Previously, in order for councils around Sydney to receive a monetary contribution from developers who had removed affordable rental housing for a high-end development, councils had to prove the property was considered “affordable” on the 28th January 2000.
This meant councils were missing out on levies from developers for removing properties which were not considered “affordable” by 2000s standards, but are considered affordable today. Waverley Council has successfully lobbied the government for the date to be scrapped from the Affordable Rental Housing State Environmental Planning Policy (ARHSEPP).
“Trying to prove that a rental unit was deemed affordable housing 20 years ago when there’s little or no available rental data meant councils including Waverley were losing affordable housing supply with no means of creating more,” Mayor of Waverley Paula Masselos explained.
“In the last few years alone, our council has lost more than $3million in potential monetary contribution payments to offset the loss of affordable housing in Waverley at a time when housing affordability generally has emerged as a critical issue of state significance.”
“If our Council lost that amount, imagine the total losses across Greater Sydney, Newcastle and Wollongong? It’s frightening.”
Waverley Council began advocating to change the ARHSEPP in 2017 and rallied the Planning Institute of Australia for their help to bring the issue to the attention of the department. In 2019, Council’s strategic town planners met with the Institute’s National Policy Manager and the Department of Planning, Industry and Environment’s housing team to explain how the policy was leaving councils lacking.
From the first of February, the date was cut from the policy.
“I am very proud of Waverley Council’s Strategic Town Planning team for making it their mission to bring about this significant policy change and make a real difference to the lives of thousands of families in NSW,” said Ms.
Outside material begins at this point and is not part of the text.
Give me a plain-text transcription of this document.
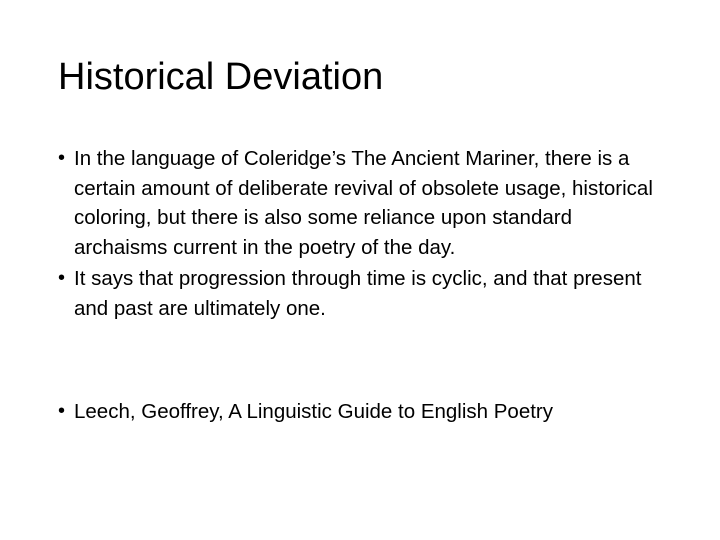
Historical Deviation
• In the language of Coleridge’s The Ancient Mariner, there is a certain amount of deliberate revival of obsolete usage, historical coloring, but there is also some reliance upon standard archaisms current in the poetry of the day.
• It says that progression through time is cyclic, and that present and past are ultimately one.
• Leech, Geoffrey, A Linguistic Guide to English Poetry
Masselos.
“I also applaud the Department for taking this step.”
Need for more affordable housing
In Waverley, affordable housing is lacking. In a housing report put together by council, they agreed “the current forms of affordable housing supply are not going to meet the relevant demand”
To qualify for affordable housing in the Waverley council area, a household’s total income must be between $68,640 and $118,300 per year. Households must also be able to demonstrate they have lived in the council area for at least the past 3 years or lived or worked in Waverley for at least 5 of the past 10 years.
Although Waverley remains one of the wealthiest local government areas across the state, with 39 percent of households considered “high income households,” the household income to house price ratio has risen from 4 in 1994 to 12 in 2016.
Further, the top three local industries are retail, accommodation and food services. This means there are approximately 20,000 workers on very low, low or moderate incomes across the local government area. Many of these workers live in other parts of Sydney and commute for over an hour a day due to lack of affordable housing in the area.
The Waverley Council says the change to the ARHSEPP will allow councils to build up their affordable housing stock.